Bah, he was just some bum, what did he know. 

KnightofChrist
Posted

Well I happened to live with the mentally ill for a while and I can say that they are a NIGHTMARE to live with.  It was an inferno that brought out the very worst in me.  I only had additional problems/complications in life because of them.  I have every right to avoid them the way I would a rabid dog or a person with AIDS.

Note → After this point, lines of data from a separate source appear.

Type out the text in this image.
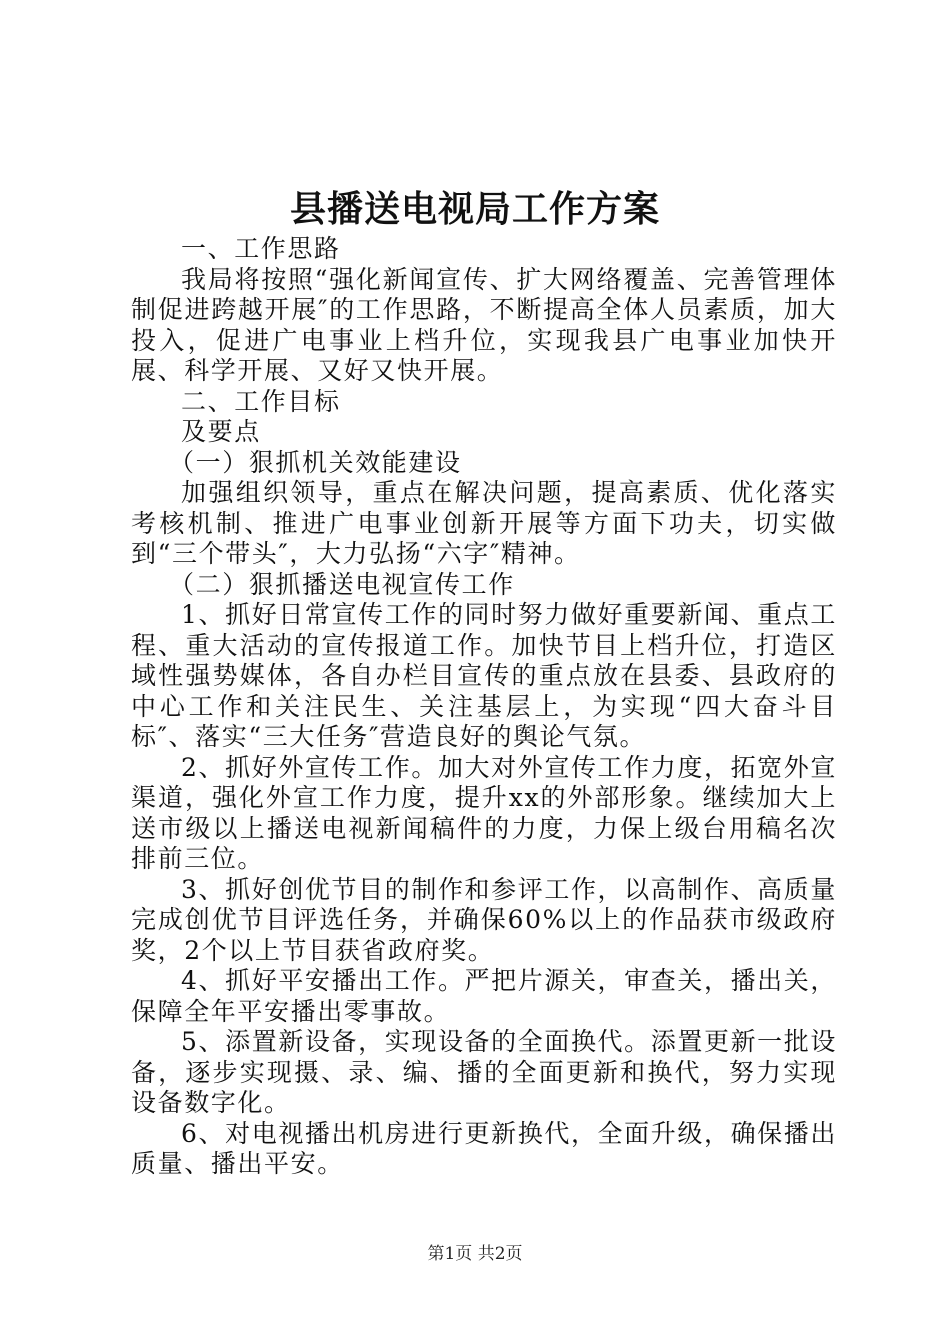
县播送电视局工作方案

一、工作思路

我局将按照“强化新闻宣传、扩大网络覆盖、完善管理体制促进跨越开展″的工作思路，不断提高全体人员素质，加大投入，促进广电事业上档升位，实现我县广电事业加快开展、科学开展、又好又快开展。

二、工作目标

及要点

（一）狠抓机关效能建设

加强组织领导，重点在解决问题，提高素质、优化落实考核机制、推进广电事业创新开展等方面下功夫，切实做到“三个带头″，大力弘扬“六字″精神。

（二）狠抓播送电视宣传工作

1、抓好日常宣传工作的同时努力做好重要新闻、重点工程、重大活动的宣传报道工作。加快节目上档升位，打造区域性强势媒体，各自办栏目宣传的重点放在县委、县政府的中心工作和关注民生、关注基层上，为实现“四大奋斗目标″、落实“三大任务″营造良好的舆论气氛。

2、抓好外宣传工作。加大对外宣传工作力度，拓宽外宣渠道，强化外宣工作力度，提升xx的外部形象。继续加大上送市级以上播送电视新闻稿件的力度，力保上级台用稿名次排前三位。

3、抓好创优节目的制作和参评工作，以高制作、高质量完成创优节目评选任务，并确保60%以上的作品获市级政府奖，2个以上节目获省政府奖。

4、抓好平安播出工作。严把片源关，审查关，播出关，保障全年平安播出零事故。

5、添置新设备，实现设备的全面换代。添置更新一批设备，逐步实现摄、录、编、播的全面更新和换代，努力实现设备数字化。

6、对电视播出机房进行更新换代，全面升级，确保播出质量、播出平安。

第1页 共2页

I lived with souls who suffered with the earthly purgatory of mental illnesses. I can say it was a cross to bare, but I embraced it, and it brought out the best, Christ, in me. When the 'nightmares' and 'infernos' would come I found joy and peace instead. Far too many people today still look at the mentally handicapped with condescension and look at them as though they were cursed. But I know, I know, if one looks hard enough with the eyes of Faith and Love, one can still see the beauty of the person's soul, and their humanity. I recall when my grandmother's mental prowess began to slip away. Old friends and some family abandoned her, treated her as though she wasn't really human. But I could see in her eyes she was still there, some days that shined through the darkness that clouded her mind more than others, but there was always a ray or two of her that would shine through. One only needed to look for it with the eyes of Faith.
Posted

I've gone from disgust, to amusement, to genuinely feeling bad for this guy. (At first I felt bad for the girl that might end up with him, but the only girls taht would consider dating him won't meet his ridiculous requirements. She'd have to be a little jacked up mentally or a really traditional catholic who I'm sure would not like his rants against stay-at-home mothers).

 

Seriously, I've not met a professing Christian who is so painfully ignorant of sacrificial love and so utilitarian.

 

 

Polksie, I'm not sure why you continue to be here if you refuse to listen to the dozens of people who are telling you that you need an attitude adjustment. That's fine. Make use of those other avenues to find women. I am confident you will fail and the only reason I'm happy about that is because I'd be worried about a woman who would end up with you. You give such priority to your own self-interests and to think this will magically disappear once you get married to the woman who passes all your tests, is batshit insane.

 

 

Here's what's likely to happen: women are gonna run the hell away from you when you share these things with them. There is no woman without significant mental health problems who will give you the time of day. This will likely make you bitter and frustrated, but you'll have options: seek help, change, learn how to love better (a lesson we could all use really), or you will be stubborn and be alone for the rest of your natural life. I'm just talking real here.

 

 

 

And my apologies if my posts have been rude. I have a bad habit of being a snarky expletive on the internet sometimes, and I was convinced you were an atheist trolling about the insanity of the church's sexual ethos. But I really hope that years down the road you will take some of these folks' advice so you will learn to love better and find happiness with someone.

 

Payce

Posted

Most here would agree he has a right to his preferences -- no matter the level of ignorance -- and would probably not think twice about how ridiculous he is IF NOT FOR his attitude. His attitude is the worst part. But then, you probably don't understand how any of this relates to anything since you didn't read the thread. (Still cannot understand why people choose to post on message boards without reading the MESSAGES.)

 

yup :like: 

CatholicsAreKewl
Posted

Seriously, I've not met a professing Christian who is so painfully ignorant of sacrificial love and so utilitarian.

 

You've never met a politician?

Posted

You've never met a politician?

 

lol. I chose my words poorly. I've only had like 3 hrs of shleep.

 

But in all seriousness the OP is not unique in his utilitarian leanings among those who take Catholicism or christianity seriously, I've just not seen it taken to this weird extreme.

FutureCarmeliteClaire
Posted

Brohoofs. The dude is probably just a troll. If so, I applaud your dedication to trolling, dude.